The visit-to-Aunt-Gail part wasn’t a mystery. I’d made the trip to Mount Kisco with my parents plenty of times. My dad’s only sister’s country home was one of those rustic, kick-back Adirondack-style cabins. It was a perfect place to unplug, and Aunt Gail was mellow, an easygoing host.

“Ember?” Dr. P’s voice snapped me to. “Are you there?”

“Yes.” I refocused. “But I don’t understand. I killed someone. A person is dead because of me.” My voice was more breath than sound. “It’s a major thing to forget.”

“The trauma surrounding selective recall is usually congruent with a memory disorder,” said Dr. P. “There have been many similar cases.”

“You always say that.” My voice was warning me that I was close to crying.

On the line, Dr. P suddenly seemed to remember that I was a person, not a file of case studies. “Think of it this way, Ember. Your body has taken hits that you can’t even feel in your day-to-day. For example, do you realize that you won’t have fully regenerated all of your lung tissue for seven years?”

Yes, I realized. Dr. P had only mentioned it a hundred times before. But so what? In seven years, I’ve got all-new lung tissue. In seven years, Anthony Travolo will still be dead. What kind of monster was I to have forgotten this person?

“So you need to give yourself a break. Your brain creates the shield while your body works on the repairs. And memory loss can be a natural defense mechanism to protect us from psychological damage. We never thought you’d forgotten it. Only blocked it. We were expecting this, and now you need to listen to me, Ember.” I imagined Dr. P hunkering forward in his office chair, shuffling papers, his wide shoulders up over his neck. “In recent weeks at Addington, we talked about your depression, and how much you wanted to return home. I trusted your instinct. With your parents’ concession—and several conversations about it—we thought it might be best for that particular memory, of the young man, to reawaken naturally. In an atmosphere where you felt most comfortable.”

“What happened to me at school today did not feel natural,” I told him. “No offense,” I added. I was annoyed by my shrill voice, my sarcasm. I really didn’t like to be disrespectful to Dr. P, who’d done so much for me. “I guess what I mean is my instinct was not for Claude McKechnie to give me that news.” I closed my eyes. “He’s not exactly anybody’s first pick for the circle of trust.”
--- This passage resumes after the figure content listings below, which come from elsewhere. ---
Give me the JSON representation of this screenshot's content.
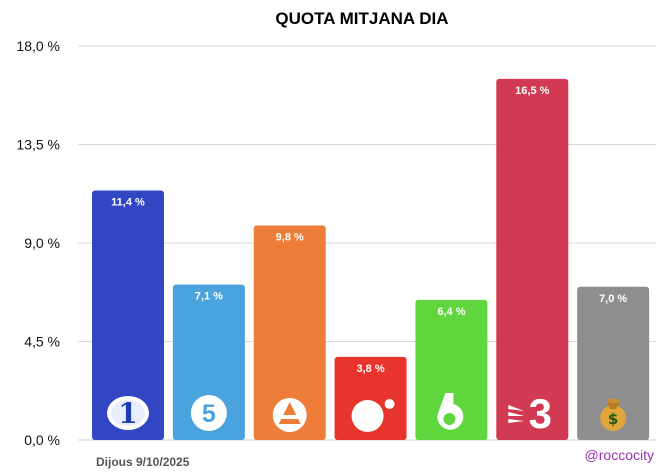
{
  "chart_data": {
    "type": "bar",
    "title": "QUOTA MITJANA DIA",
    "xlabel": "",
    "ylabel": "",
    "ylim": [
      0,
      18
    ],
    "y_ticks": [
      "0,0 %",
      "4,5 %",
      "9,0 %",
      "13,5 %",
      "18,0 %"
    ],
    "y_tick_values": [
      0,
      4.5,
      9,
      13.5,
      18
    ],
    "grid": true,
    "categories": [
      "La 1",
      "Telecinco",
      "Antena 3",
      "Cuatro",
      "laSexta",
      "TV3",
      "Others"
    ],
    "values": [
      11.4,
      7.1,
      9.8,
      3.8,
      6.4,
      16.5,
      7.0
    ],
    "value_labels": [
      "11,4 %",
      "7,1 %",
      "9,8 %",
      "3,8 %",
      "6,4 %",
      "16,5 %",
      "7,0 %"
    ],
    "colors": [
      "#3246c4",
      "#4aa3dc",
      "#ef7d3a",
      "#e8342c",
      "#5fd63e",
      "#d13a52",
      "#8e8e8e"
    ],
    "icons": [
      "la1-logo-icon",
      "telecinco-logo-icon",
      "antena3-logo-icon",
      "cuatro-logo-icon",
      "lasexta-logo-icon",
      "tv3-logo-icon",
      "money-bag-icon"
    ]
  },
  "footer": {
    "date": "Dijous 9/10/2025",
    "handle": "@roccocity"
  }
}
“Claude might not have been the best trigger, but it seems that you transitioned smoothly. You were in complete control of the memory.”
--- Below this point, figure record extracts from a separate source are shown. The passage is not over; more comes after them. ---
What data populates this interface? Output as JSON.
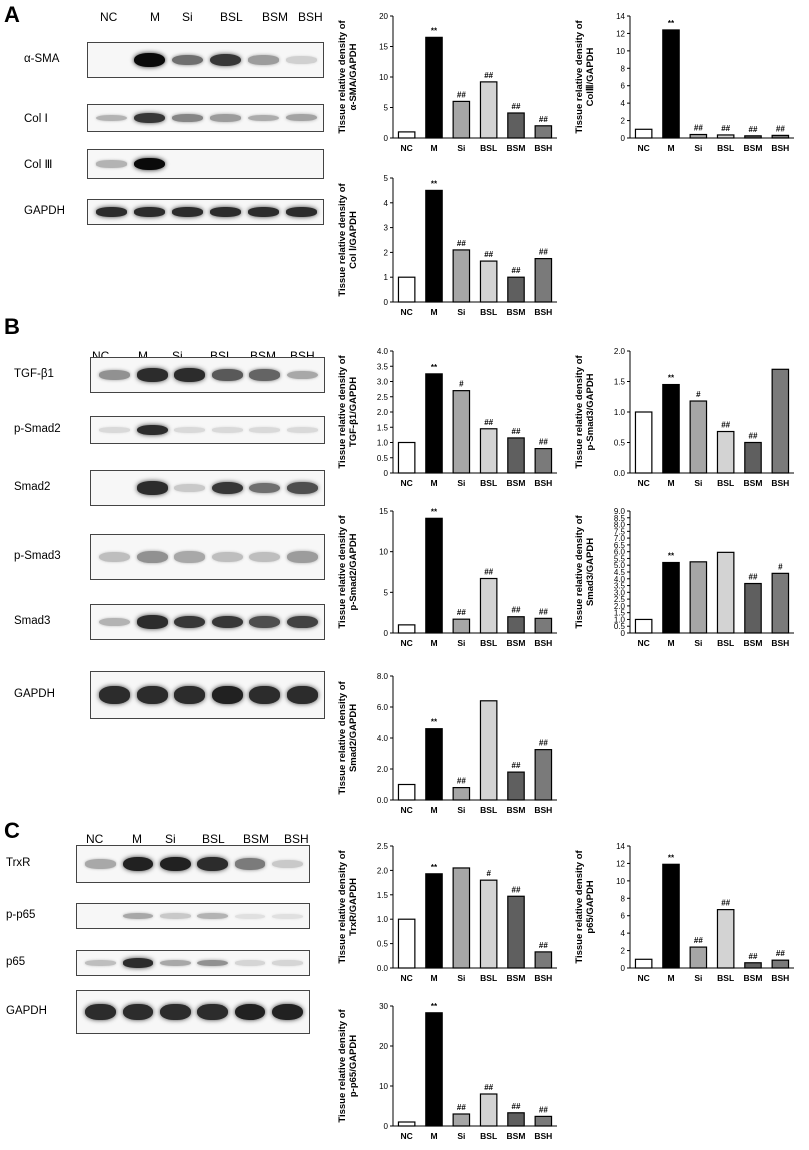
{
  "panels": [
    {
      "label": "A",
      "lanes": [
        "NC",
        "M",
        "Si",
        "BSL",
        "BSM",
        "BSH"
      ],
      "blots": [
        {
          "name": "α-SMA",
          "intensity": [
            0,
            1.0,
            0.55,
            0.8,
            0.35,
            0.12
          ]
        },
        {
          "name": "Col Ⅰ",
          "intensity": [
            0.25,
            0.8,
            0.45,
            0.35,
            0.28,
            0.32
          ]
        },
        {
          "name": "Col Ⅲ",
          "intensity": [
            0.25,
            1.0,
            0,
            0,
            0,
            0
          ]
        },
        {
          "name": "GAPDH",
          "intensity": [
            0.85,
            0.85,
            0.85,
            0.85,
            0.85,
            0.85
          ]
        }
      ]
    },
    {
      "label": "B",
      "lanes": [
        "NC",
        "M",
        "Si",
        "BSL",
        "BSM",
        "BSH"
      ],
      "blots": [
        {
          "name": "TGF-β1",
          "intensity": [
            0.4,
            0.85,
            0.85,
            0.65,
            0.6,
            0.3
          ]
        },
        {
          "name": "p-Smad2",
          "intensity": [
            0.08,
            0.85,
            0.08,
            0.08,
            0.08,
            0.08
          ]
        },
        {
          "name": "Smad2",
          "intensity": [
            0,
            0.85,
            0.15,
            0.8,
            0.55,
            0.7
          ]
        },
        {
          "name": "p-Smad3",
          "intensity": [
            0.2,
            0.4,
            0.3,
            0.2,
            0.2,
            0.35
          ]
        },
        {
          "name": "Smad3",
          "intensity": [
            0.25,
            0.85,
            0.8,
            0.8,
            0.7,
            0.75
          ]
        },
        {
          "name": "GAPDH",
          "intensity": [
            0.85,
            0.85,
            0.85,
            0.9,
            0.85,
            0.85
          ]
        }
      ]
    },
    {
      "label": "C",
      "lanes": [
        "NC",
        "M",
        "Si",
        "BSL",
        "BSM",
        "BSH"
      ],
      "blots": [
        {
          "name": "TrxR",
          "intensity": [
            0.3,
            0.9,
            0.9,
            0.85,
            0.5,
            0.15
          ]
        },
        {
          "name": "p-p65",
          "intensity": [
            0,
            0.3,
            0.15,
            0.25,
            0.05,
            0.05
          ]
        },
        {
          "name": "p65",
          "intensity": [
            0.2,
            0.85,
            0.3,
            0.4,
            0.1,
            0.1
          ]
        },
        {
          "name": "GAPDH",
          "intensity": [
            0.85,
            0.85,
            0.85,
            0.85,
            0.9,
            0.9
          ]
        }
      ]
    }
  ],
  "chart_data": [
    {
      "type": "bar",
      "panel": "A",
      "categories": [
        "NC",
        "M",
        "Si",
        "BSL",
        "BSM",
        "BSH"
      ],
      "values": [
        1.0,
        16.5,
        6.0,
        9.2,
        4.1,
        2.0
      ],
      "annotations": [
        "",
        "**",
        "##",
        "##",
        "##",
        "##"
      ],
      "ylabel": [
        "Tissue relative density of",
        "α-SMA/GAPDH"
      ],
      "ylim": [
        0,
        20
      ],
      "yticks": [
        0,
        5,
        10,
        15,
        20
      ]
    },
    {
      "type": "bar",
      "panel": "A",
      "categories": [
        "NC",
        "M",
        "Si",
        "BSL",
        "BSM",
        "BSH"
      ],
      "values": [
        1.0,
        12.4,
        0.4,
        0.35,
        0.25,
        0.3
      ],
      "annotations": [
        "",
        "**",
        "##",
        "##",
        "##",
        "##"
      ],
      "ylabel": [
        "Tissue relative density of",
        "ColⅢ/GAPDH"
      ],
      "ylim": [
        0,
        14
      ],
      "yticks": [
        0,
        2,
        4,
        6,
        8,
        10,
        12,
        14
      ]
    },
    {
      "type": "bar",
      "panel": "A",
      "categories": [
        "NC",
        "M",
        "Si",
        "BSL",
        "BSM",
        "BSH"
      ],
      "values": [
        1.0,
        4.5,
        2.1,
        1.65,
        1.0,
        1.75
      ],
      "annotations": [
        "",
        "**",
        "##",
        "##",
        "##",
        "##"
      ],
      "ylabel": [
        "Tissue relative density of",
        "Col Ⅰ/GAPDH"
      ],
      "ylim": [
        0,
        5
      ],
      "yticks": [
        0,
        1,
        2,
        3,
        4,
        5
      ]
    },
    {
      "type": "bar",
      "panel": "B",
      "categories": [
        "NC",
        "M",
        "Si",
        "BSL",
        "BSM",
        "BSH"
      ],
      "values": [
        1.0,
        3.25,
        2.7,
        1.45,
        1.15,
        0.8
      ],
      "annotations": [
        "",
        "**",
        "#",
        "##",
        "##",
        "##"
      ],
      "ylabel": [
        "Tissue relative density of",
        "TGF-β1/GAPDH"
      ],
      "ylim": [
        0,
        4.0
      ],
      "yticks": [
        0,
        0.5,
        1.0,
        1.5,
        2.0,
        2.5,
        3.0,
        3.5,
        4.0
      ],
      "ytick_labels": [
        "0",
        "0.5",
        "1.0",
        "1.5",
        "2.0",
        "2.5",
        "3.0",
        "3.5",
        "4.0"
      ]
    },
    {
      "type": "bar",
      "panel": "B",
      "categories": [
        "NC",
        "M",
        "Si",
        "BSL",
        "BSM",
        "BSH"
      ],
      "values": [
        1.0,
        1.45,
        1.18,
        0.68,
        0.5,
        1.7
      ],
      "annotations": [
        "",
        "**",
        "#",
        "##",
        "##",
        ""
      ],
      "ylabel": [
        "Tissue relative density of",
        "p-Smad3/GAPDH"
      ],
      "ylim": [
        0,
        2.0
      ],
      "yticks": [
        0,
        0.5,
        1.0,
        1.5,
        2.0
      ],
      "ytick_labels": [
        "0.0",
        "0.5",
        "1.0",
        "1.5",
        "2.0"
      ]
    },
    {
      "type": "bar",
      "panel": "B",
      "categories": [
        "NC",
        "M",
        "Si",
        "BSL",
        "BSM",
        "BSH"
      ],
      "values": [
        1.0,
        14.1,
        1.7,
        6.7,
        2.0,
        1.8
      ],
      "annotations": [
        "",
        "**",
        "##",
        "##",
        "##",
        "##"
      ],
      "ylabel": [
        "Tissue relative density of",
        "p-Smad2/GAPDH"
      ],
      "ylim": [
        0,
        15
      ],
      "yticks": [
        0,
        5,
        10,
        15
      ]
    },
    {
      "type": "bar",
      "panel": "B",
      "categories": [
        "NC",
        "M",
        "Si",
        "BSL",
        "BSM",
        "BSH"
      ],
      "values": [
        1.0,
        5.2,
        5.25,
        5.95,
        3.65,
        4.4
      ],
      "annotations": [
        "",
        "**",
        "",
        "",
        "##",
        "#"
      ],
      "ylabel": [
        "Tissue relative density of",
        "Smad3/GAPDH"
      ],
      "ylim": [
        0,
        9.0
      ],
      "yticks": [
        0,
        0.5,
        1.0,
        1.5,
        2.0,
        2.5,
        3.0,
        3.5,
        4.0,
        4.5,
        5.0,
        5.5,
        6.0,
        6.5,
        7.0,
        7.5,
        8.0,
        8.5,
        9.0
      ],
      "ytick_labels": [
        "0",
        "0.5",
        "1.0",
        "1.5",
        "2.0",
        "2.5",
        "3.0",
        "3.5",
        "4.0",
        "4.5",
        "5.0",
        "5.5",
        "6.0",
        "6.5",
        "7.0",
        "7.5",
        "8.0",
        "8.5",
        "9.0"
      ]
    },
    {
      "type": "bar",
      "panel": "B",
      "categories": [
        "NC",
        "M",
        "Si",
        "BSL",
        "BSM",
        "BSH"
      ],
      "values": [
        1.0,
        4.6,
        0.8,
        6.4,
        1.8,
        3.25
      ],
      "annotations": [
        "",
        "**",
        "##",
        "",
        "##",
        "##"
      ],
      "ylabel": [
        "Tissue relative density of",
        "Smad2/GAPDH"
      ],
      "ylim": [
        0,
        8.0
      ],
      "yticks": [
        0,
        2,
        4,
        6,
        8
      ],
      "ytick_labels": [
        "0.0",
        "2.0",
        "4.0",
        "6.0",
        "8.0"
      ]
    },
    {
      "type": "bar",
      "panel": "C",
      "categories": [
        "NC",
        "M",
        "Si",
        "BSL",
        "BSM",
        "BSH"
      ],
      "values": [
        1.0,
        1.93,
        2.05,
        1.8,
        1.47,
        0.33
      ],
      "annotations": [
        "",
        "**",
        "",
        "#",
        "##",
        "##"
      ],
      "ylabel": [
        "Tissue relative density of",
        "TrxR/GAPDH"
      ],
      "ylim": [
        0,
        2.5
      ],
      "yticks": [
        0,
        0.5,
        1.0,
        1.5,
        2.0,
        2.5
      ],
      "ytick_labels": [
        "0.0",
        "0.5",
        "1.0",
        "1.5",
        "2.0",
        "2.5"
      ]
    },
    {
      "type": "bar",
      "panel": "C",
      "categories": [
        "NC",
        "M",
        "Si",
        "BSL",
        "BSM",
        "BSH"
      ],
      "values": [
        1.0,
        11.9,
        2.4,
        6.7,
        0.6,
        0.9
      ],
      "annotations": [
        "",
        "**",
        "##",
        "##",
        "##",
        "##"
      ],
      "ylabel": [
        "Tissue relative density of",
        "p65/GAPDH"
      ],
      "ylim": [
        0,
        14
      ],
      "yticks": [
        0,
        2,
        4,
        6,
        8,
        10,
        12,
        14
      ]
    },
    {
      "type": "bar",
      "panel": "C",
      "categories": [
        "NC",
        "M",
        "Si",
        "BSL",
        "BSM",
        "BSH"
      ],
      "values": [
        1.0,
        28.3,
        3.0,
        8.0,
        3.3,
        2.4
      ],
      "annotations": [
        "",
        "**",
        "##",
        "##",
        "##",
        "##"
      ],
      "ylabel": [
        "Tissue relative density of",
        "p-p65/GAPDH"
      ],
      "ylim": [
        0,
        30
      ],
      "yticks": [
        0,
        10,
        20,
        30
      ]
    }
  ],
  "bar_colors": [
    "#ffffff",
    "#000000",
    "#a6a6a6",
    "#d3d3d3",
    "#5f5f5f",
    "#7a7a7a"
  ]
}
In control? Carrying the death of Anthony Travolo around for months like an invisible skeleton wrapped around my body—this was me being smooth and in control?

Dr. P was just not helping. I told him I’d call him back later.

“Tea, sweetie?”

“No, thanks.” Ah, liquids—my mom’s cure-all for everything, including accidental homicide. I drifted into the living room, Mom softly padding behind.

“So this is why everyone’s been on eggshells around me,” I said, flopping onto the couch and curling up into a ball. “It must have been in all the papers, right? That there were two of us, and one survived?” For the first time, I wished I were back at Addington. The familiar unfamiliar of it. Home made everything too real.

“Your name was withheld because you’re a minor. Ember, you have to understand. It was an—”

“An accident, right. It doesn’t matter. I’m like Bethanne, aren’t I?” Bethanne Hill was a former neighbor who’d survived a house fire she’d started by accident, which had killed her toddler sister, Violet. It had happened over ten years ago.